Son chef, Tundu Lissu, est emprisonné depuis plusieurs mois et fait également face à des accusations de trahison pour avoir appelé à des réformes électorales avant le scrutin du 29 octobre.
Parallèlement, le vice-président tanzanien, Emmanuel Nchimbi, a annoncé que le gouvernement du président Samia Suluhu Hassan avait « pris des mesures pour rétablir l’harmonie ».
Les autorités sont interrogées sur le nombre de morts après que les forces de sécurité ont tenté de réprimer les émeutes et les manifestations de l’opposition avant et après le vote.
Le Chadema affirme que plus de 1 000 personnes ont été tuées et que les forces de sécurité tentent de dissimuler l’ampleur du bilan en se débarrassant secrètement des corps.
L’Église catholique de Tanzanie estime que des centaines de personnes ont probablement été tuées.
Mais certains pensent que le nombre de morts pourrait en réalité être bien plus élevé.
La Commission kényane des droits de l’homme, une organisation de surveillance dans ce pays voisin, a affirmé vendredi dans un communiqué que 3 000 personnes ont été tuées par les forces de sécurité tanzaniennes, et que des milliers sont toujours portées disparues.
La présidente Samia Suluhu Hassan, qui a accédé automatiquement à la vice-présidence en 2021 suite au décès de son prédécesseur, a recueilli plus de 97 % des suffrages, selon les résultats officiels.
Elle était opposée à 16 candidats issus de petits partis après l’inéligibilité de Lissu et de Luhaga Mpina, du parti ACT-Wazalendo.

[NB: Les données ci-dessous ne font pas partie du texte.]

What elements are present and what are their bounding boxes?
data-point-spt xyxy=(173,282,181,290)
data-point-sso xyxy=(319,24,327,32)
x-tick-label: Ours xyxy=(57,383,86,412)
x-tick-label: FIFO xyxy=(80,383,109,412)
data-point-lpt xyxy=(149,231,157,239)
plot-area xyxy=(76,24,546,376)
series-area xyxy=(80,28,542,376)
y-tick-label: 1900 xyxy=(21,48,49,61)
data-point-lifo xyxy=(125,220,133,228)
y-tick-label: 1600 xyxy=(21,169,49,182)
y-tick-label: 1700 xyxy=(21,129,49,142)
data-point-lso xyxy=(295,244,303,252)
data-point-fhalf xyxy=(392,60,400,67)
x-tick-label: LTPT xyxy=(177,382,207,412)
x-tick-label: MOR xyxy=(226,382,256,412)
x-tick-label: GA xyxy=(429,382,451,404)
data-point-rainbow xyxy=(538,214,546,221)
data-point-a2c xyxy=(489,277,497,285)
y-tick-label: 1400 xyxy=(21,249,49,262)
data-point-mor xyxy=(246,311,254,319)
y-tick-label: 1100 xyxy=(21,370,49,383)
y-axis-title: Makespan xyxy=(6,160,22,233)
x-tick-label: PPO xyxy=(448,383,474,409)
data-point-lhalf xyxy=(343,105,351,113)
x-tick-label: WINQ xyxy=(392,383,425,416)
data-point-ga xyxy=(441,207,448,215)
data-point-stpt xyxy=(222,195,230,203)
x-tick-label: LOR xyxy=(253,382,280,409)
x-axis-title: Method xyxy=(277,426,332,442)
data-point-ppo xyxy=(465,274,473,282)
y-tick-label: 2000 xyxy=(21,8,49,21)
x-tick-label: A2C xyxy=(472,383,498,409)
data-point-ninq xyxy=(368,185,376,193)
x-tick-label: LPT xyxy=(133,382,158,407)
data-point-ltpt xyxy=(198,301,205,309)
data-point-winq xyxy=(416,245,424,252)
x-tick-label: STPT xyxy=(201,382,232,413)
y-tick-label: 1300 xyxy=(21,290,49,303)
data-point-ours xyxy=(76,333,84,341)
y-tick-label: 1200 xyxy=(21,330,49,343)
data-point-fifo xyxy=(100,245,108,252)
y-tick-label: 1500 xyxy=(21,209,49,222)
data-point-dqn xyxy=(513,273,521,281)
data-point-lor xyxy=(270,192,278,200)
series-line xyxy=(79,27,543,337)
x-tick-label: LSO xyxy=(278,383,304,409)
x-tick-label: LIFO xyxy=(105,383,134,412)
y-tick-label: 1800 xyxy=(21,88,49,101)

Des organisations de défense des droits humains ont dénoncé un climat de répression avant le scrutin.
Des disparitions forcées, des arrestations arbitraires et des exécutions extrajudiciaires ont été recensées, selon Amnesty International et d’autres organisations. Le gouvernement tanzanien réfute ces allégations.
L’Union africaine a déclaré cette semaine que ses observateurs avaient conclu que l’élection « n’était pas conforme aux principes, aux cadres normatifs et aux autres obligations et normes internationales relatives aux élections démocratiques de l’UA ».
Les observateurs de l’UA ont signalé des bourrages d’urnes dans plusieurs bureaux de vote et des cas où des électeurs ont reçu plusieurs bulletins de vote.
Le climat entourant l’élection « n’était pas propice au bon déroulement du scrutin ni à l’acceptation des résultats », indique le communiqué.
Le régime de parti unique est la norme en Tanzanie depuis l’avènement du multipartisme en 1992.
Cependant, les détracteurs du gouvernement soulignent que les précédents dirigeants toléraient l’opposition tout en conservant un pouvoir absolu, tandis que Hassan est accusée de gouverner avec un style autoritaire qui va à l’encontre des mouvements démocratiques menés par la jeunesse ailleurs dans la région.
Une faction du parti au pouvoir, le Chama cha Mapinduzi, qui entretient des liens avec le Parti communiste chinois, dirige la Tanzanie depuis son indépendance de la Grande-Bretagne en 1961, une période que Hassan a prolongée avec sa victoire.